When purchasing palladium, always confirm the purity level is above 90%, the industry standard, and does not contain too large a quantity of other metals.
Workability & Wear-ability
In terms of malleability, palladium scores high. It is known as one of the easiest precious metals to fashion into a specific shape or appearance. Moreover, it is best for gem setting purposes since the metal has little memory of form. This makes it perfect for men’s wedding bands, or simple women’s wedding bands, and classic solitaire rings. However, the malleability factor does cause palladium to fall short with more intricate designs, where platinum or 14K white gold could be better options.

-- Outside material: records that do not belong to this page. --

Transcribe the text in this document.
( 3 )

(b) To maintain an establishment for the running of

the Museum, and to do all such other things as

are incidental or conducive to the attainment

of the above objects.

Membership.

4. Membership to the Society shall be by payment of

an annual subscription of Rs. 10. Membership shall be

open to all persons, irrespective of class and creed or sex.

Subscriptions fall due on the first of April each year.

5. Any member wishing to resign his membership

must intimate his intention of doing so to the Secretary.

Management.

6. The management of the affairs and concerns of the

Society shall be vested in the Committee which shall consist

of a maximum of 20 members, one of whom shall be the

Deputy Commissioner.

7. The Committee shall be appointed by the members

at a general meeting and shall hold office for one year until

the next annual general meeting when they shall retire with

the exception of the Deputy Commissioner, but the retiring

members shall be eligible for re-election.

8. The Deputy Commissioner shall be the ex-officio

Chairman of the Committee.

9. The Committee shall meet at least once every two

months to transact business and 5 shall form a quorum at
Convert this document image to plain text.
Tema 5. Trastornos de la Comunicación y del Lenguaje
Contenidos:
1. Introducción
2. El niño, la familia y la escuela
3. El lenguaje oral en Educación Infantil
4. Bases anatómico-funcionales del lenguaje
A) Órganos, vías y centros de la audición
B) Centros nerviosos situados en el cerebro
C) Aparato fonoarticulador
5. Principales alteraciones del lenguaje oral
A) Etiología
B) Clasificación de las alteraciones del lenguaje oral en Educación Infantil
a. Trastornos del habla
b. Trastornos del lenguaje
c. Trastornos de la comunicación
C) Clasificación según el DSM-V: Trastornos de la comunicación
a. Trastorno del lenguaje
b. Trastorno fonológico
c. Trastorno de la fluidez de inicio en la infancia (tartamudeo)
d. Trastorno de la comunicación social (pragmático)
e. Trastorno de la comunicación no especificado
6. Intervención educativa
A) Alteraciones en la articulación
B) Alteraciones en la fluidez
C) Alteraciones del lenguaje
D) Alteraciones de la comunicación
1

Wear-ability is another admirable characteristic of palladium. In fact, it scores 15% higher than white gold in this area. Whereas white gold has a specific gravity of 12.7, palladium only measures at 12.0, meaning that it is considerably lighter. Lighter jewelry feels more natural, and lighter rings spin less on your finger.
Care & Maintenance
Cleaning a palladium jewelry piece requires three basic tools: warm water, commercial jewelry cleaner, and a soft-bristled brush.
1. Soak the jewelry in a small container of cleaning solution for 5 minutes.
2. Using the soft-bristled brush, remove impurities and dirt from the piece’s crooks and surfaces.
3. Rinse the jewelry with warm water.
4. Dry with a paper towel.
Jewelry experts recommend that owners take their palladium pieces to an expert cleaner at least once every six months for a professional cleaning. Also, it is best to store these precious pieces in a fabric-lined jewelry or storage box.
Palladium normally costs about as much as 14K white gold, and in some instances, can be even more affordable. Complex jewelry pieces might be more expensive in Palladium, as they require more skill and time to execute in their ideal.